Personal information
- Full name: Andrew Haydn Chandler
- Nickname: Chubby
- Born: April 1953 (age 72–73) Bolton, Lancashire, England
- Sporting nationality: England

Career
- Turned professional: 1974
- Former tour: European Tour
- Professional wins: 1

Best results in major championships
- Masters Tournament: DNP
- PGA Championship: DNP
- U.S. Open: DNP
- The Open Championship: T65: 1986

= Andrew Chandler (golfer) =

English professional golfer, sports agent (born 1953)

Andrew Haydn "Chubby" Chandler (born 1953) is an English retired professional golfer (European Tour) and current managing director of the Cheshire-based sports management firm International Sports Management (ISM).

==Early life==
Chandler is of Turkish descent. As an amateur, he won the British Youths Open Amateur Championship in 1972.

== Professional career ==
In 1974, Chandler turned professional. His first European Tour tournament was that year's Italian Open, which was also the tour debut of Seve Ballesteros. He spent the following 15 years playing on the Tour, with his best season in 1986 when he finished 44th on the Order of Merit; he also had his best result in that season with a third place in the Italian Open. Despite never winning on Tour, he did have one professional victory, at the 1985 São Paulo International. However, after another slump in form, he retired from the professional game in 1989.

After retirement from his playing career in 1989, Chandler decided to start a sports management business. He approached fellow professional golfers Derrick Cooper, Denis Durnian, Phil Harrison and Carl Mason, and agreed a deal to manage their careers, operating with an initial £10,000 overdraft from a back room at Mere Golf Club. Soon after, in 1990, Chandler was approached by the young amateur player Darren Clarke, who went on to become one of his most successful players.

=== Management career ===
The golf management business steadily grew throughout the 1990s, until Chandler was approached by the Lancashire player Neil Fairbrother to manage the career of his young teammate, Andrew Flintoff. Flintoff went on to propel Chandler and his company into the spotlight during the 2005 Ashes series, while Fairbrother took a post at ISM himself after retiring from cricket in 2002 before setting up Phoenix Management in 2018. The increasing success of ISM, and particularly the original golf sector, became apparent in 2010 and 2011; after the victory of longtime client Darren Clarke at the 2011 Open Championship, ISM had represented four of the previous five major championship winners, namely Louis Oosthuizen, Charl Schwartzel, Rory McIlroy and Clarke himself.

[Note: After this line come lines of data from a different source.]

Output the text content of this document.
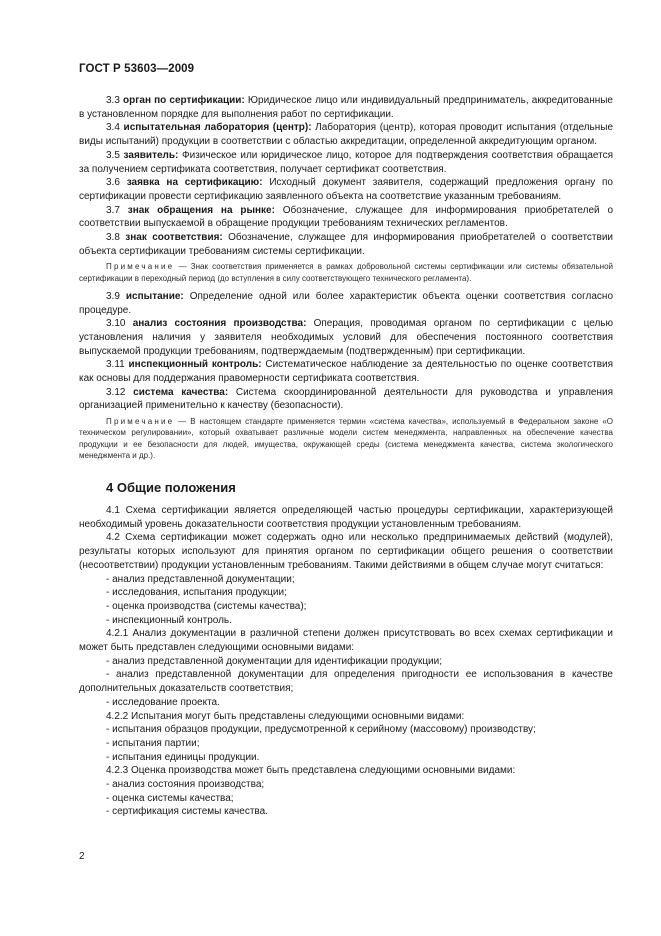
ГОСТ Р 53603—2009

3.3 орган по сертификации: Юридическое лицо или индивидуальный предприниматель, аккредитованные в установленном порядке для выполнения работ по сертификации.

3.4 испытательная лаборатория (центр): Лаборатория (центр), которая проводит испытания (отдельные виды испытаний) продукции в соответствии с областью аккредитации, определенной аккредитующим органом.

3.5 заявитель: Физическое или юридическое лицо, которое для подтверждения соответствия обращается за получением сертификата соответствия, получает сертификат соответствия.

3.6 заявка на сертификацию: Исходный документ заявителя, содержащий предложения органу по сертификации провести сертификацию заявленного объекта на соответствие указанным требованиям.

3.7 знак обращения на рынке: Обозначение, служащее для информирования приобретателей о соответствии выпускаемой в обращение продукции требованиям технических регламентов.

3.8 знак соответствия: Обозначение, служащее для информирования приобретателей о соответствии объекта сертификации требованиям системы сертификации.

Примечание — Знак соответствия применяется в рамках добровольной системы сертификации или системы обязательной сертификации в переходный период (до вступления в силу соответствующего технического регламента).

3.9 испытание: Определение одной или более характеристик объекта оценки соответствия согласно процедуре.

3.10 анализ состояния производства: Операция, проводимая органом по сертификации с целью установления наличия у заявителя необходимых условий для обеспечения постоянного соответствия выпускаемой продукции требованиям, подтверждаемым (подтвержденным) при сертификации.

3.11 инспекционный контроль: Систематическое наблюдение за деятельностью по оценке соответствия как основы для поддержания правомерности сертификата соответствия.

3.12 система качества: Система скоординированной деятельности для руководства и управления организацией применительно к качеству (безопасности).

Примечание — В настоящем стандарте применяется термин «система качества», используемый в Федеральном законе «О техническом регулировании», который охватывает различные модели систем менеджмента, направленных на обеспечение качества продукции и ее безопасности для людей, имущества, окружающей среды (система менеджмента качества, система экологического менеджмента и др.).

4 Общие положения

4.1 Схема сертификации является определяющей частью процедуры сертификации, характеризующей необходимый уровень доказательности соответствия продукции установленным требованиям.

4.2 Схема сертификации может содержать одно или несколько предпринимаемых действий (модулей), результаты которых используют для принятия органом по сертификации общего решения о соответствии (несоответствии) продукции установленным требованиям. Такими действиями в общем случае могут считаться:

- анализ представленной документации;

- исследования, испытания продукции;

- оценка производства (системы качества);

- инспекционный контроль.

4.2.1 Анализ документации в различной степени должен присутствовать во всех схемах сертификации и может быть представлен следующими основными видами:

- анализ представленной документации для идентификации продукции;

- анализ представленной документации для определения пригодности ее использования в качестве дополнительных доказательств соответствия;

- исследование проекта.

4.2.2 Испытания могут быть представлены следующими основными видами:

- испытания образцов продукции, предусмотренной к серийному (массовому) производству;

- испытания партии;

- испытания единицы продукции.

4.2.3 Оценка производства может быть представлена следующими основными видами:

- анализ состояния производства;

- оценка системы качества;

- сертификация системы качества.

2
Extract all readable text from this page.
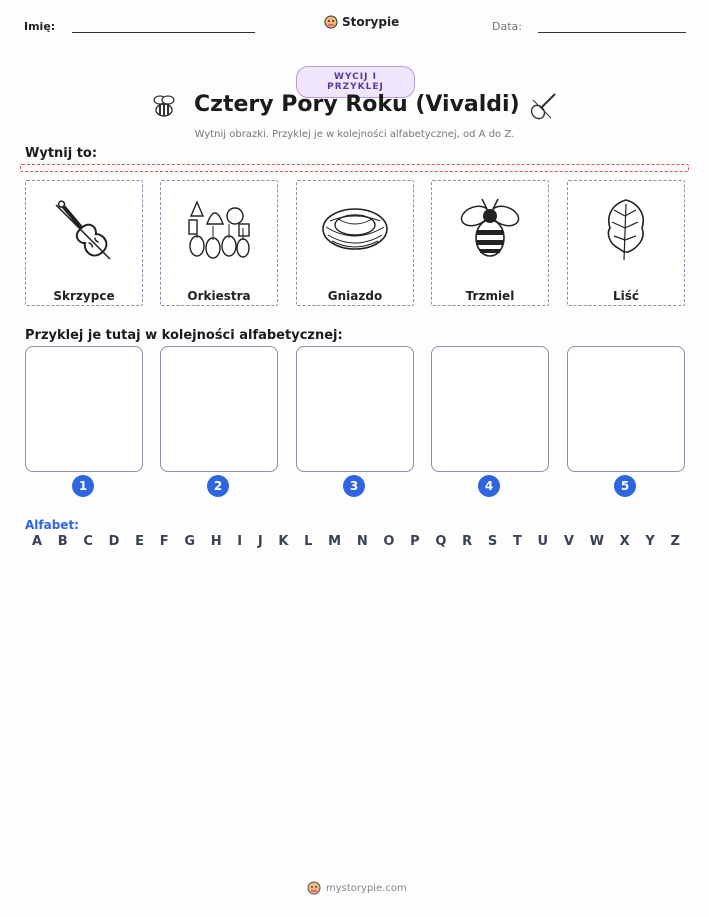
Imię:	Storypie	Data:
WYCIJ I PRZYKLEJ
Cztery Pory Roku (Vivaldi)
Wytnij obrazki. Przyklej je w kolejności alfabetycznej, od A do Z.
Wytnij to:
Skrzypce	Orkiestra	Gniazdo	Trzmiel	Liść
Przyklej je tutaj w kolejności alfabetycznej:
1	2	3	4	5
Alfabet:
A B C D E F G H I J K L M N O P Q R S T U V W X Y Z
mystorypie.com
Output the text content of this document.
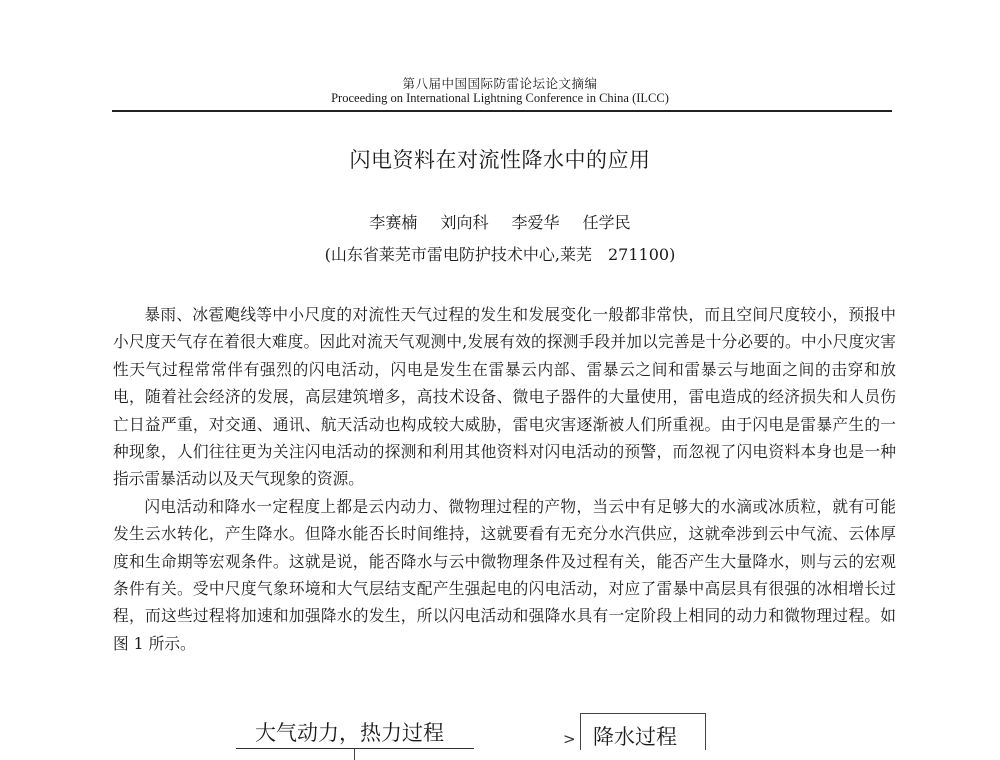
第八届中国国际防雷论坛论文摘编
Proceeding on International Lightning Conference in China (ILCC)
闪电资料在对流性降水中的应用
李赛楠 刘向科 李爱华 任学民
(山东省莱芜市雷电防护技术中心,莱芜　271100)

暴雨、冰雹飑线等中小尺度的对流性天气过程的发生和发展变化一般都非常快，而且空间尺度较小，预报中小尺度天气存在着很大难度。因此对流天气观测中,发展有效的探测手段并加以完善是十分必要的。中小尺度灾害性天气过程常常伴有强烈的闪电活动，闪电是发生在雷暴云内部、雷暴云之间和雷暴云与地面之间的击穿和放电，随着社会经济的发展，高层建筑增多，高技术设备、微电子器件的大量使用，雷电造成的经济损失和人员伤亡日益严重，对交通、通讯、航天活动也构成较大威胁，雷电灾害逐渐被人们所重视。由于闪电是雷暴产生的一种现象，人们往往更为关注闪电活动的探测和利用其他资料对闪电活动的预警，而忽视了闪电资料本身也是一种指示雷暴活动以及天气现象的资源。

闪电活动和降水一定程度上都是云内动力、微物理过程的产物，当云中有足够大的水滴或冰质粒，就有可能发生云水转化，产生降水。但降水能否长时间维持，这就要看有无充分水汽供应，这就牵涉到云中气流、云体厚度和生命期等宏观条件。这就是说，能否降水与云中微物理条件及过程有关，能否产生大量降水，则与云的宏观条件有关。受中尺度气象环境和大气层结支配产生强起电的闪电活动，对应了雷暴中高层具有很强的冰相增长过程，而这些过程将加速和加强降水的发生，所以闪电活动和强降水具有一定阶段上相同的动力和微物理过程。如图 1 所示。

大气动力，热力过程	> 降水过程
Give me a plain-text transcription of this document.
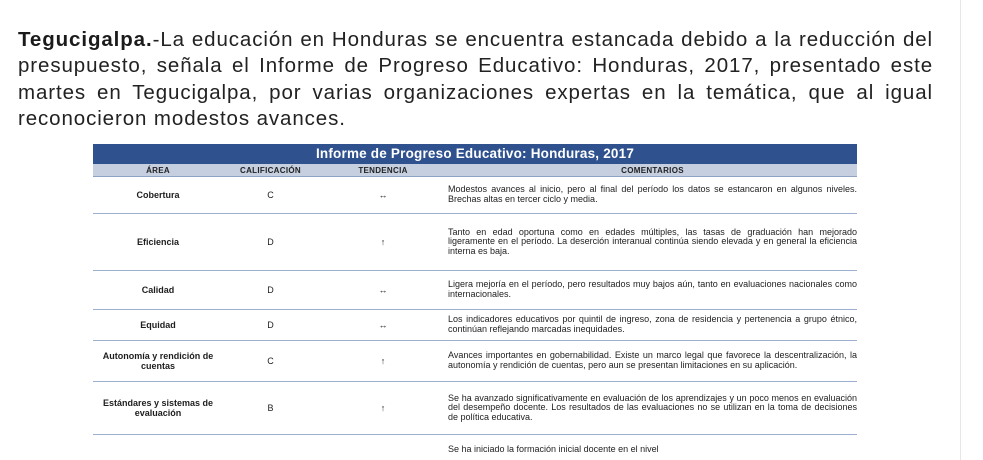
Tegucigalpa.-La educación en Honduras se encuentra estancada debido a la reducción del presupuesto, señala el Informe de Progreso Educativo: Honduras, 2017, presentado este martes en Tegucigalpa, por varias organizaciones expertas en la temática, que al igual reconocieron modestos avances.

Informe de Progreso Educativo: Honduras, 2017
ÁREA	CALIFICACIÓN	TENDENCIA	COMENTARIOS
Cobertura	C	↔	Modestos avances al inicio, pero al final del período los datos se estancaron en algunos niveles. Brechas altas en tercer ciclo y media.
Eficiencia	D	↑	Tanto en edad oportuna como en edades múltiples, las tasas de graduación han mejorado ligeramente en el período. La deserción interanual continúa siendo elevada y en general la eficiencia interna es baja.
Calidad	D	↔	Ligera mejoría en el período, pero resultados muy bajos aún, tanto en evaluaciones nacionales como internacionales.
Equidad	D	↔	Los indicadores educativos por quintil de ingreso, zona de residencia y pertenencia a grupo étnico, continúan reflejando marcadas inequidades.
Autonomía y rendición de cuentas	C	↑	Avances importantes en gobernabilidad. Existe un marco legal que favorece la descentralización, la autonomía y rendición de cuentas, pero aun se presentan limitaciones en su aplicación.
Estándares y sistemas de evaluación	B	↑	Se ha avanzado significativamente en evaluación de los aprendizajes y un poco menos en evaluación del desempeño docente. Los resultados de las evaluaciones no se utilizan en la toma de decisiones de política educativa.
			Se ha iniciado la formación inicial docente en el nivel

McIlroy left ISM in the autumn of 2011, later saying that ISM took his career in the wrong direction. McIlroy regretted his decision in 2010 to give up his PGA Tour card, and to skip the 2010 Players Championship at Sawgrass that year. Chandler's aversion to the PGA Tour was cited by McIlroy as one of the main reasons for their split.

== Professional wins ==
- 1985 São Paulo International

== Results in major championships ==

| Tournament | 1975 | 1976 | 1977 | 1978 | 1979 | 1980 | 1981 | 1982 | 1983 | 1984 | 1985 | 1986 | 1987 | 1988 |
|---|---|---|---|---|---|---|---|---|---|---|---|---|---|---|
| The Open Championship | CUT |  | CUT | CUT |  |  | CUT |  |  | CUT |  | T65 |  | CUT |

Note: Chandler only played in The Open Championship.